Muggeridge himself remembers the smiley long before the birth of rave. “In the late 1970s and early 1980s I used to go to Sunday school and we’d get smiley stickers to stick in our Bible that said: ‘Jesus loves you’,” he tells me. “That’s a completely different vibe to acid house. But the reason I thought it was good is that it always works.” He finds it strange that anyone can own the trademark to it. “Anyone can draw it themselves, make tweaks to it,” he says. “So in that sense it’s quite democratic.”
For Chelsea Berlin, an artist and author of the book Rave Art, the smiley has become one of those icons that has “smashed its way” through culture. “As soon as you put the smiley face on something people think it must be cool, hip, or related to rave culture,” she tells me. “People still think that even now, but it’s seen as a historic item rather than a powerful countercultural force.” The commercialisation of the smiley by the Smiley Company, she tells me, mirrors the trajectory that dance music has experienced since the late 1980s – subsumed into the mainstream and sold back to us. So what happens when an image like the smiley is dominated by a business like the Smiley Company? “It becomes Disney,” she says.

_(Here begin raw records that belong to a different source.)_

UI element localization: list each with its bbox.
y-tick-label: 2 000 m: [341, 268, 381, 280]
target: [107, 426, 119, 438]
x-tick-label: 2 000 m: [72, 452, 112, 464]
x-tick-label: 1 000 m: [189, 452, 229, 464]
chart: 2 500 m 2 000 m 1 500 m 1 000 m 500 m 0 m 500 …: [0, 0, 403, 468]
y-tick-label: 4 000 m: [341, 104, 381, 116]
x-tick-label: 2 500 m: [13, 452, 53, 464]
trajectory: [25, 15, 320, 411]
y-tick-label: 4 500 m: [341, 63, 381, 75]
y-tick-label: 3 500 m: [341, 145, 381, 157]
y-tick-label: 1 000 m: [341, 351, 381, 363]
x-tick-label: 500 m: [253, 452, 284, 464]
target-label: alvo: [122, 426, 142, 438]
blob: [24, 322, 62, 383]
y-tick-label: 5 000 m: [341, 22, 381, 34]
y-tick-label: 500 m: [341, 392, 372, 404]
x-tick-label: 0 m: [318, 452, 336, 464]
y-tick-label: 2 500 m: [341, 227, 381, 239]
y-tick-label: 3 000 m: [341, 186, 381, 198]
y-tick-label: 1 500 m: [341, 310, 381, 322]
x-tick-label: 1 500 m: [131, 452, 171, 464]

The Smiley Company may be a multimillion pound operation, but at its heart is a fragility. Unlike Disney – one of its major competitors in the licensing sector – it doesn’t deal in a multitude of characters or worlds from its creative catalogue. It doesn’t really make anything at all. It’s just that simple smiley – and its value depends on a cultural consensus that is always in flux. As Michael Cherman, founder of streetwear brand Market, which has partnered the Smiley Company to produce a range of products, tells me, the challenge for the Smiley Company will always be how to keep it “as iconic as it is now”. Loufrani knows they have to be creative. For him, the big fear is always that the company will end up back where it was in the mid-90s. “We need to adapt the smiley to the zeitgeist, to make it relevant,” he says.

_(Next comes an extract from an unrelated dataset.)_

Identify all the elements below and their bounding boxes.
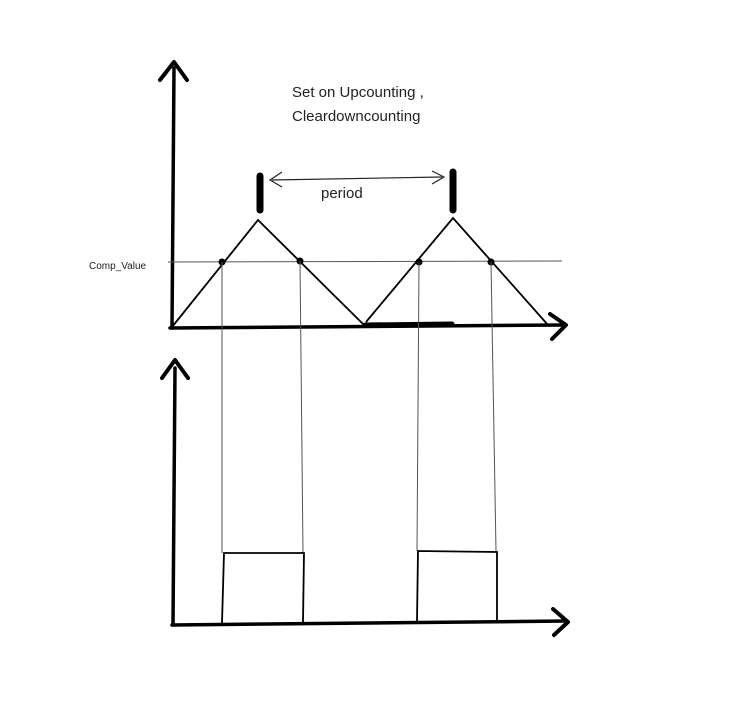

Yet in an era of infinite replication, when images and logos can be shared and reimagined online in an instant, there’s always the possibility that the smiley could take on a life of its own, leaving the Smiley Company in possession of an image in total opposition to its values. A mass-produced smiling face is already visual fodder for artists, many of whom have subverted its meaning, often to raise questions about conformity and consumerism. Banksy, for example, has placed smileys on the faces of armed police and the grim reaper. For the most part, creative use serves to reinforce the smiley as something iconic, expansive. But what’s to stop it being co-opted by darker forces? Pepe the Frog, an innocent character from a web comic, was appropriated by far-right groups and is now considered a hate symbol. Yellow and black Fred Perry polo shirts are now a uniform for the Proud Boys, which led the brand to halt sales of it in the US. It may have been fleeting, but during the pandemic, the anti-mask movement #SmilesMatter encouraged its followers to wear a smiley badge to signal their views.

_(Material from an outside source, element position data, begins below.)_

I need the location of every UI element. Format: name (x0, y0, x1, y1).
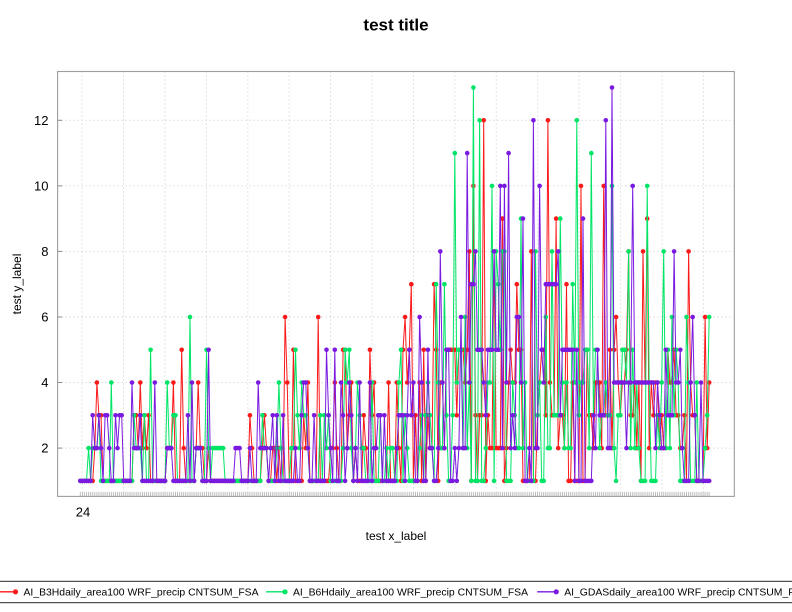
svg-text:2: 2 (41, 441, 48, 456)
svg-text:AI_GDASdaily_area100 WRF_preci: AI_GDASdaily_area100 WRF_precip CNTSUM_F… (564, 588, 792, 599)
svg-text:4: 4 (41, 375, 48, 390)
svg-text:12: 12 (34, 113, 48, 128)
svg-text:AI_B3Hdaily_area100 WRF_precip: AI_B3Hdaily_area100 WRF_precip CNTSUM_FS… (24, 588, 259, 599)
svg-text:8: 8 (41, 244, 48, 259)
svg-text:10: 10 (34, 179, 48, 194)
svg-text:test x_label: test x_label (366, 529, 427, 543)
svg-text:24: 24 (76, 505, 90, 520)
svg-text:6: 6 (41, 310, 48, 325)
svg-text:test y_label: test y_label (10, 254, 24, 315)
svg-text:AI_B6Hdaily_area100 WRF_precip: AI_B6Hdaily_area100 WRF_precip CNTSUM_FS… (293, 588, 528, 599)
svg-text:test title: test title (363, 16, 428, 35)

As I depart smiley HQ, I put this to Loufrani. Is he afraid that one day, people will look at the smiley and see something negative, unpleasant… sad… staring back at them? He’s philosophical. Like his father, he knows that the power of the smiley lies in it being used at all – even if the sentiment is ambiguous, or subverted. “It’s the same between our smile and a human smile,” he says. “It can mean different things to people. If someone smiles at you, you don’t know what’s on their mind. You might read it as happy… but they could be imagining you falling off a cliff.”